The vibrations from my moans shake the flesh in my mouth and transmit upward, then downward, as the flesh cradling my finger twitches and clenches over it.
The nipple in my mouth comes to life. It tightens slightly, then immediately after relaxed, making its tip burst with a generous serving of white like a small fountain, a delicious, highly nutritional small fountain.
Liz lets out a hot exhale and massages the small bundle of softness she is covering with her hand on my chest, then strokes my head. She pushes me back with a warm smile, and leans down to place a light kiss on my forehead.
"Alright, let's stop here for now. You can have more of your revenge later."
Liz doesn't give me the time to protest. She stops supporting her chest invitingly, and with the now free hand, pulls my fingers out of her crotch. With a smile in her eyes, she brings my hand to her mouth and sucks in my fingers.
She twirls her tongue around it, then pulls them out, looking more warm than sensual.
"Now, let's clean up."
Her smiling voice pulls me out of my daze. I look into her violet eyes, then find out that I have actually been feeling hot on the face, and my heart has actually been betraying me. The teasing glow in Liz's eyes forces me into averting my eyes, losing any desire to protest for my revenge cut short.
Liz's smile spreads wider, and that finally makes me convert my embarrassment to rage. I put my hand I have left on her chest to twirl her moist nipple into the water and splash her in the face. Before she can laugh, I throw the towel at the side at her, and turn around.
After a moment, her laughter still came. I work to ignore it, subtly gritting my teeth. But I am powerless, so I focus on washing myself. I use a wet cloth both to lather myself and wipe myself later to keep my wound dry. I ignore Liz throughout, and only when I am done do I turn to her. I avoid looking at her soft smile, and after washing the cloth, use it to lather her too, starting with her neck.
Despite myself, I find my hand moving with care, washing the soft skin and going down to take care of her chest, whether above, at the tips where my saliva still lingers, or underneath. Pressing the weights makes white milk come out, which we both ignore as I clean her stomach. There, I slow down to go around the gauze, careful not to press too hard on the traumatized tissues.
As I move to her lower stomach, I catch sight of her gentle look as she keeps her gaze on me, and her soft smile. That brings a small smile at the corner of my own lips, before I immediately wipe it. I am still feeling resentful, after all.
But my resentment does affect my thorough actions. I clean the light bush of soft hair, then slide down to clean her lower lips. I make sure to pay more attention there, because as a girl I know the importance of cleaning there as flawlessly as possible, especially as my mouth has taken to tasting there every day or so now.

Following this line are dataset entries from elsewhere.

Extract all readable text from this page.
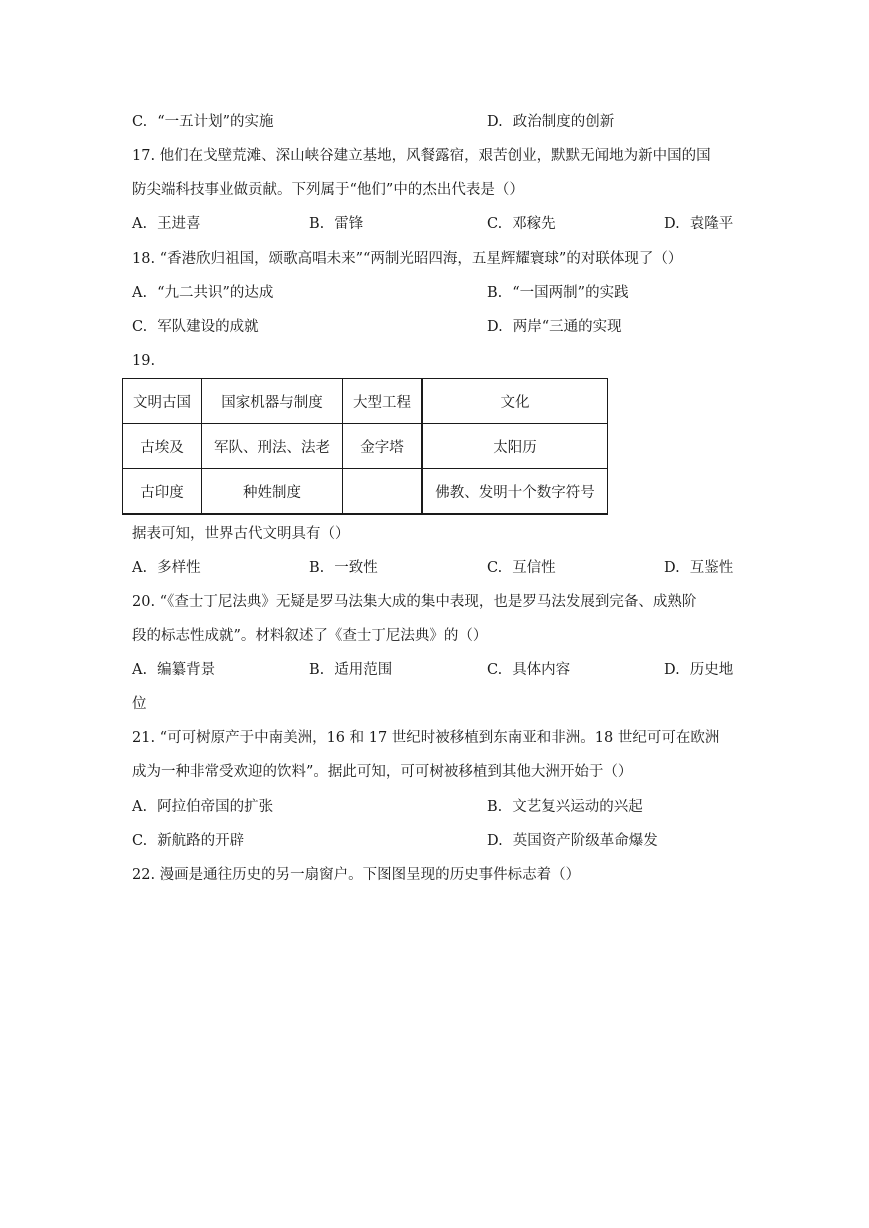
C. “一五计划”的实施	D. 政治制度的创新
17. 他们在戈壁荒滩、深山峡谷建立基地，风餐露宿，艰苦创业，默默无闻地为新中国的国
防尖端科技事业做贡献。下列属于“他们”中的杰出代表是（）
A. 王进喜	B. 雷锋	C. 邓稼先	D. 袁隆平
18. “香港欣归祖国，颂歌高唱未来”“两制光昭四海，五星辉耀寰球”的对联体现了（）
A. “九二共识”的达成	B. “一国两制”的实践
C. 军队建设的成就	D. 两岸“三通的实现
19.
文明古国	国家机器与制度	大型工程	文化
古埃及	军队、刑法、法老	金字塔	太阳历
古印度	种姓制度		佛教、发明十个数字符号
据表可知，世界古代文明具有（）
A. 多样性	B. 一致性	C. 互信性	D. 互鉴性
20. “《查士丁尼法典》无疑是罗马法集大成的集中表现，也是罗马法发展到完备、成熟阶
段的标志性成就”。材料叙述了《查士丁尼法典》的（）
A. 编纂背景	B. 适用范围	C. 具体内容	D. 历史地
位
21. “可可树原产于中南美洲，16 和 17 世纪时被移植到东南亚和非洲。18 世纪可可在欧洲
成为一种非常受欢迎的饮料”。据此可知，可可树被移植到其他大洲开始于（）
A. 阿拉伯帝国的扩张	B. 文艺复兴运动的兴起
C. 新航路的开辟	D. 英国资产阶级革命爆发
22. 漫画是通往历史的另一扇窗户。下图图呈现的历史事件标志着（）
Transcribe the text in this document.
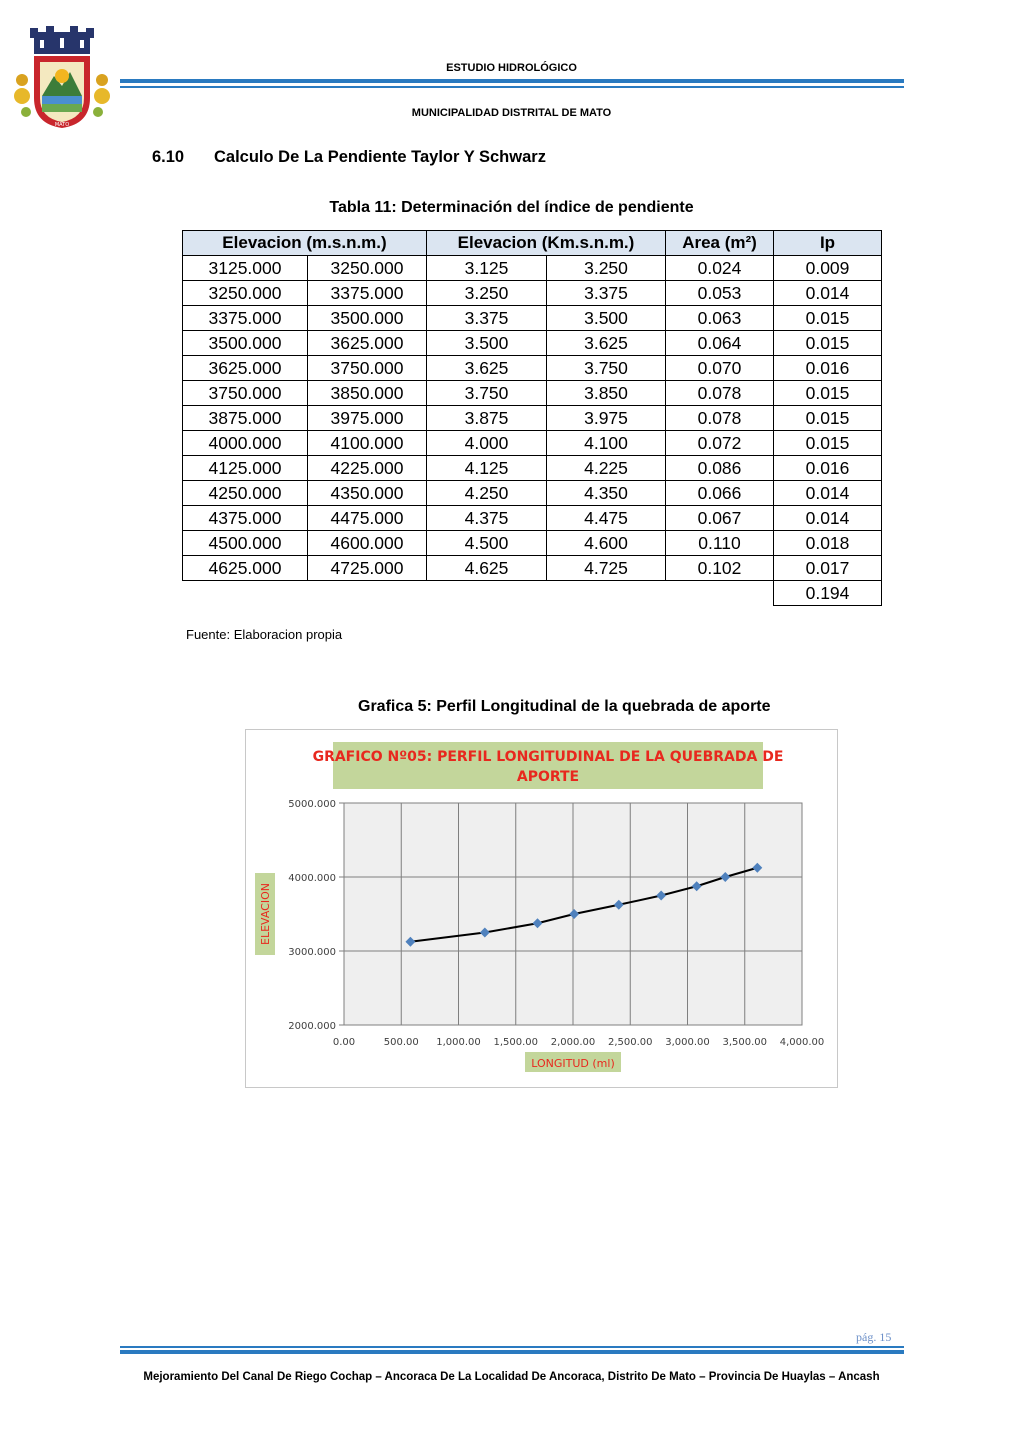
MATO
ESTUDIO HIDROLÓGICO
MUNICIPALIDAD DISTRITAL DE MATO
6.10 Calculo De La Pendiente Taylor Y Schwarz
Tabla 11: Determinación del índice de pendiente
Elevacion (m.s.n.m.)		Elevacion (Km.s.n.m.)		Area (m²)	Ip
3125.000	3250.000	3.125	3.250	0.024	0.009
3250.000	3375.000	3.250	3.375	0.053	0.014
3375.000	3500.000	3.375	3.500	0.063	0.015
3500.000	3625.000	3.500	3.625	0.064	0.015
3625.000	3750.000	3.625	3.750	0.070	0.016
3750.000	3850.000	3.750	3.850	0.078	0.015
3875.000	3975.000	3.875	3.975	0.078	0.015
4000.000	4100.000	4.000	4.100	0.072	0.015
4125.000	4225.000	4.125	4.225	0.086	0.016
4250.000	4350.000	4.250	4.350	0.066	0.014
4375.000	4475.000	4.375	4.475	0.067	0.014
4500.000	4600.000	4.500	4.600	0.110	0.018
4625.000	4725.000	4.625	4.725	0.102	0.017
					0.194
Fuente: Elaboracion propia
Grafica 5: Perfil Longitudinal de la quebrada de aporte
GRAFICO Nº05: PERFIL LONGITUDINAL DE LA QUEBRADA DE
APORTE
0.00	500.00 1,000.00 1,500.00 2,000.00 2,500.00 3,000.00 3,500.00 4,000.00
2000.000
3000.000
4000.000
5000.000
LONGITUD (ml)
ELEVACION
pág. 15
Mejoramiento Del Canal De Riego Cochap – Ancoraca De La Localidad De Ancoraca, Distrito De Mato – Provincia De Huaylas – Ancash
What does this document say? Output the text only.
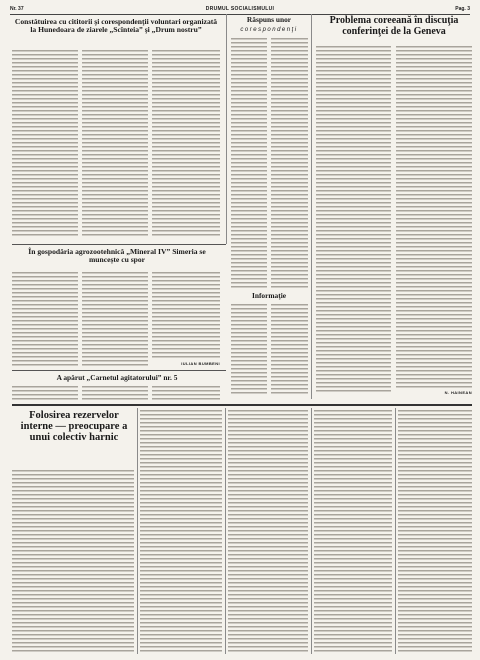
Nr. 37	DRUMUL SOCIALISMULUI	Pag. 3
Constătuirea cu cititorii şi corespondenţii voluntari organizată la Hunedoara de ziarele „Scînteia” şi „Drum nostru”
Răspuns unor

corespondenţi

Informaţie
Problema coreeană în discuţia conferinţei de la Geneva
N. HAINEAN
În gospodăria agrozootehnică „Mineral IV” Simeria se muncește cu spor
IULIAN BUMBENI
A apărut „Carnetul agitatorului” nr. 5
Folosirea rezervelor interne — preocupare a unui colectiv harnic
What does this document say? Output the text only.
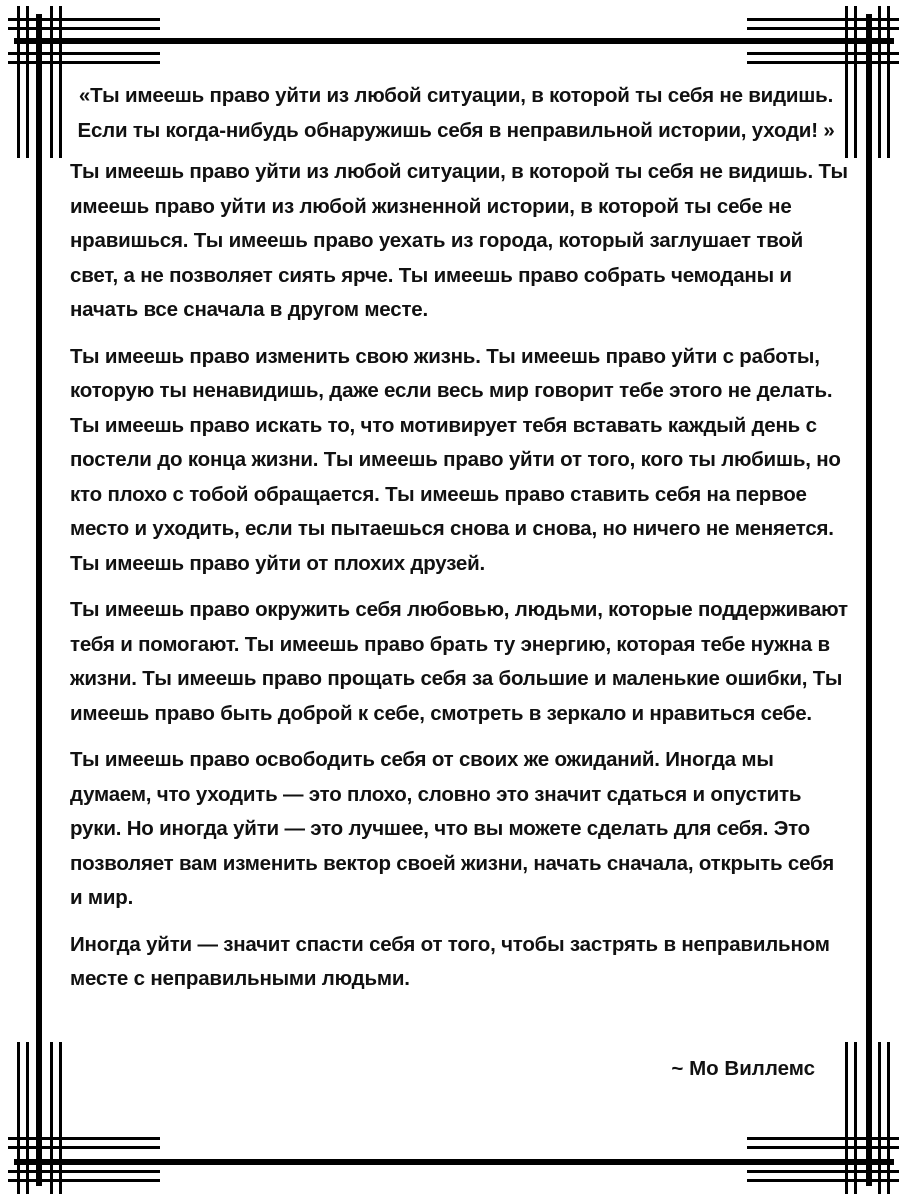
«Ты имеешь право уйти из любой ситуации, в которой ты себя не видишь. Если ты когда-нибудь обнаружишь себя в неправильной истории, уходи! »
Ты имеешь право уйти из любой ситуации, в которой ты себя не видишь. Ты имеешь право уйти из любой жизненной истории, в которой ты себе не нравишься. Ты имеешь право уехать из города, который заглушает твой свет, а не позволяет сиять ярче. Ты имеешь право собрать чемоданы и начать все сначала в другом месте.
Ты имеешь право изменить свою жизнь. Ты имеешь право уйти с работы, которую ты ненавидишь, даже если весь мир говорит тебе этого не делать. Ты имеешь право искать то, что мотивирует тебя вставать каждый день с постели до конца жизни. Ты имеешь право уйти от того, кого ты любишь, но кто плохо с тобой обращается. Ты имеешь право ставить себя на первое место и уходить, если ты пытаешься снова и снова, но ничего не меняется. Ты имеешь право уйти от плохих друзей.
Ты имеешь право окружить себя любовью, людьми, которые поддерживают тебя и помогают. Ты имеешь право брать ту энергию, которая тебе нужна в жизни. Ты имеешь право прощать себя за большие и маленькие ошибки, Ты имеешь право быть доброй к себе, смотреть в зеркало и нравиться себе.
Ты имеешь право освободить себя от своих же ожиданий. Иногда мы думаем, что уходить — это плохо, словно это значит сдаться и опустить руки. Но иногда уйти — это лучшее, что вы можете сделать для себя. Это позволяет вам изменить вектор своей жизни, начать сначала, открыть себя и мир.
Иногда уйти — значит спасти себя от того, чтобы застрять в неправильном месте с неправильными людьми.
~ Мо Виллемс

From the outer lips, I wipe the traces of the excitation that remain, and ease into the inner parts of the warm crotch. Whether the urethra, the pussy or the clit, I clean them thoroughly, and even go down the line I have descended with my fingers earlier to the periphery of the puckered hole at the back. It is after that that I go to wash her back, cleaning along the line of her spine and rubbing her soft butt and her tight hole, before coming back to focus on her thighs.
The rest is simple, and I'm done washing her legs soon enough, and rinse the cloth to use it to wipe the lather off the soft fair skin. She holds her long hair up to let me wash and wipe her back better. The rest of the time we spend in the shower is filled with laughter since I stop making a face I'm not able to maintain for long.
I wash her face and her hair, and she helps me wash mine. After a while, we both come out of the bathroom with towels wrapping around our heads and bathrobes covering our bodies. We walk slowly, with Liz leaning much of her weight on me to walk on her own while holding back a frown of pain.
"I'm hungry. Let's go to the restaurant after we change our clothes."
I glance at her, then nod and lead her to the bed.
"Okay."
She lets out an exhale as she sits down. Even though I can't read her mind, I can see the lighter shade of her face. A week is not enough for a wound that goes deep in her body and carries greater damages at the back.
I return to pick up the wheelchair, and also exhale softly when I am out of her sight. I look down at the pounding wound on my thigh, and adjust my expression before going back. After drying ourselves, I dry her hair first. I can't help but remember how I used to envy the silky softness of it, its length, and its beautiful glow even under a weak light.
I smile while spreading it to blow it. Liz seems to really let herself go with her state to enjoy my care, because after that, she still makes me help her with her bra while smiling.
I can only shake my head, and also help her with her undies, moving them over her fleshy but not fat legs, another thing I envy, even without being jealous or unsatisfied with my own figure.
The light atmosphere till now has made me forget the troubles of reality somewhat. And when the time comes for us to change the dressing of our wounds, which I am in charge of, I am reminded of the blood, the pain, the despair, and the abyss.
I fall silent as I look at the sewed wounds side by side under the gauze at Liz's stomach, as I look at the yellowish tone around the trauma, and the thin lines of red where the flesh meets, and I quiet down. The world seems to quiet down, turning off all the light feelings of pleasure still coursing through me.